Easy ethics and hard
“They shot him…he was running. It was during their exercise period. They said he just broke into a blind raving charge at the fence and started to climb. Right in front of them….We had such a good chance. I told him what I thought, but I couldn’t in truth say that we had more than a good chance. I guess Tom was tired of white men’s chances and preferred to take his own.”
–Atticus Finch on the death of Tom Robinson in To Kill a Mockingbird
“Remember in To Kill a Mockingbird when Tom Robinson gets shot?”
It was in the middle of a silent car ride that Connor (13) blurted this out.
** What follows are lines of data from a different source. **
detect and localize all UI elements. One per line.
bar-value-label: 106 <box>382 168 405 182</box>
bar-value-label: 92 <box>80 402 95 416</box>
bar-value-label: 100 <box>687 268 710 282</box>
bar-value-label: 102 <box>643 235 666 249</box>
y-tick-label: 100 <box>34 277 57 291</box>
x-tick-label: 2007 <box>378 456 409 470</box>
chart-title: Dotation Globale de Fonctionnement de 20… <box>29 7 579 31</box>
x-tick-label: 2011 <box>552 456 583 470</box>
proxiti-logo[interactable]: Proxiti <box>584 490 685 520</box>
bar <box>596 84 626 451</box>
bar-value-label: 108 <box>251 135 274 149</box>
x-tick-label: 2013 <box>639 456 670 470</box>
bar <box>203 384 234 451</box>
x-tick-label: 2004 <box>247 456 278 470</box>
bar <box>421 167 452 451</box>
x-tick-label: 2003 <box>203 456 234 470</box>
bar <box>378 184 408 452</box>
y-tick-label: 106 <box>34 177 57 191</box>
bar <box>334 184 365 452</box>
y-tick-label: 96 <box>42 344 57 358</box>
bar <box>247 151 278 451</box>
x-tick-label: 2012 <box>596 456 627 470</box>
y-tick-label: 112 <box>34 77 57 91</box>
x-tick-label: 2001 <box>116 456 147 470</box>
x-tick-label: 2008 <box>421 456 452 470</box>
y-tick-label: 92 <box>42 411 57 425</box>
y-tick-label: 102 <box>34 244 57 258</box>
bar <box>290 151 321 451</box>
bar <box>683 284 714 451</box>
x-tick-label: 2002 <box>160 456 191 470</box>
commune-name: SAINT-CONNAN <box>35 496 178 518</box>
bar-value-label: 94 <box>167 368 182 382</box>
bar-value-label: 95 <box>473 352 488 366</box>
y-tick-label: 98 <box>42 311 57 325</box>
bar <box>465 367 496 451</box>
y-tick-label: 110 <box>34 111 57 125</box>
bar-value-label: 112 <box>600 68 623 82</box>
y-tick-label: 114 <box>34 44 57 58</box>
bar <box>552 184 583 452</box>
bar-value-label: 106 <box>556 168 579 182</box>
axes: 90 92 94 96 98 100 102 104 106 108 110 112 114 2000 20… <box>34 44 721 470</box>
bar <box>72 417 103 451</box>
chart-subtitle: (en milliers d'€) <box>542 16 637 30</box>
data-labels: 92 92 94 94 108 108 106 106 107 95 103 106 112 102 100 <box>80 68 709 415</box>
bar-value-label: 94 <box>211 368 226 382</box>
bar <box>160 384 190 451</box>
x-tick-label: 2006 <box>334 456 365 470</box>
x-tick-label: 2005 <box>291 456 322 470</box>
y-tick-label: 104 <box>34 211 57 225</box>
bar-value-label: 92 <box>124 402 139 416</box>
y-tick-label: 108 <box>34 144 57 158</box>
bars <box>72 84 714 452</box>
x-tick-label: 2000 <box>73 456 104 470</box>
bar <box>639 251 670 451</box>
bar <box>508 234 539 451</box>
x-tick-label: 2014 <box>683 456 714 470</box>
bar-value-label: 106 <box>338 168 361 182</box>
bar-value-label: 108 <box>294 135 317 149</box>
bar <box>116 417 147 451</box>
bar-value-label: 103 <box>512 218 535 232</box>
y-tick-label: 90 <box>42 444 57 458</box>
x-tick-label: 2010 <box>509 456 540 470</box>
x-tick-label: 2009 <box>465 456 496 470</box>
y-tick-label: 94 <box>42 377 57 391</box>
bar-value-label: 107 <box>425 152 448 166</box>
“Oh yeah. Worst part of the book.”
“He wasn’t really trying to escape, right?”
“What do you mean?”
“Well Atticus says he was trying to escape, but there’s no way! They just shot him because they wanted to and made up that story. I know it. But Mrs. Lawson and the whole class said he was shot trying to escape, just like it says.”
“…”
“And I said he wasn’t trying to escape, you’re supposed to read between the lines and figure that out, they shot him seventeen times, but they were all just saying, ‘No, no, no, he was escaping, that’s what it says, that’s what it says.’ I HATE that.”
“Hate what?”
“When you’re right but every other person says you’re wrong! Because then you basically ARE wrong.”
“…”
Now before anybody gets all hifalutin’ about being the Lone Voice of Truth or starts quoting Kipling to my boy, at least tell me you know what he means. If you’ve got your self-confidence polished up so shiny bright that you can confidently stand your ground against unanimous jeers without a flicker of self-doubt, without feeling even for a moment what it means to be rendered “basically wrong” by the judgment of the many—know that I hold you in the highest respect, and think you a freak.
It’s easy to picture ourselves in retrospect matching the courage of Galileo or Giordano Bruno, or Fulton and his steamboat, or Hershey and his chocolate bar. I can manage these fantasies, but only in retrospect. I am Bruno taking the nail through the tongue while KNOWING I’ll one day be vindicated. Being the Lone Voice of Truth is one helluva lot harder without that perspective.
So we talked about Kohlberg.
No, it’s not a tasty hybrid of kohlrabi and iceberg. Psychologist Lawrence Kohlberg laid out a useful set of “stages” of moral development. Connor’s question isn’t exactly a moral issue, but the willingness to speak up about what you believe is right or true definitely is.
The six stages:
Level 1 (Pre-Conventional)
Stage 1. Avoiding pain
Stage 2. Seeking reward
Level 2 (Conventional)
Stage 3. Social conformity
Stage 4. Rule following
Level 3 (Post-Conventional)
Stage 5. Social contract (understand that rules are human creations and can be changed)
Stage 6. Universal ethical principles (standing on principle regardless of consequences)
Early childhood is usually limited to the pre-conventional. If you want your kids to spin their wheels in the lower levels, base your parenting solely on punishment and rewards. Later, most kids become obsessed to some degree with the next two, and would yes very damn well jump off a cliff if their friends did, or slavishly follow rules because they are rules, depending on age and stage. And plenty of adults never get beyond this conventional, conformist morality.
It’s the tug of Stage 3 that Connor was talking about—the fact that it can feel like the loud majority defines right and wrong just by dint of its loud majorityness. So we had a quick chat about Kohlberg’s stages of moral development.
Don’t laugh—kids can do this.
“Yeah, I know what you mean about feeling wrong when everybody else disagrees,” I said. “It’s a stage three thing.”
“What’s that supposed to mean?”
“Something I remember from psych class—six different levels of moral development. For little kids, being good is all about rewards and punishments. Then you want to please other people, that’s stage three, or follow rules, that’s stage four.”
“My school is OBSESSED with rules,” he said.
He’s right, they are. “Yep. And that’s okay as far as it goes. But what you want to do is push yourself higher than that.”
“Like what?”
“Like standing up for what you think is right even when everyone around you thinks you’re crazy. That’s the top level. Gandhi. Galileo. Jesus. Darwin. Atticus. Connor McGowan. People like that.”
Wry smile.
It’s not that we leave the lower stages behind as we move up. Everybody still responds to punishment and reward and social pressure, even as we show bursts of high-level morality. But it’s worth talking to our kids about the difference between the easy rule-following moralities so many are so fond of, and the higher, harder levels that all of our moral heroes, if you think about it, seem to occupy.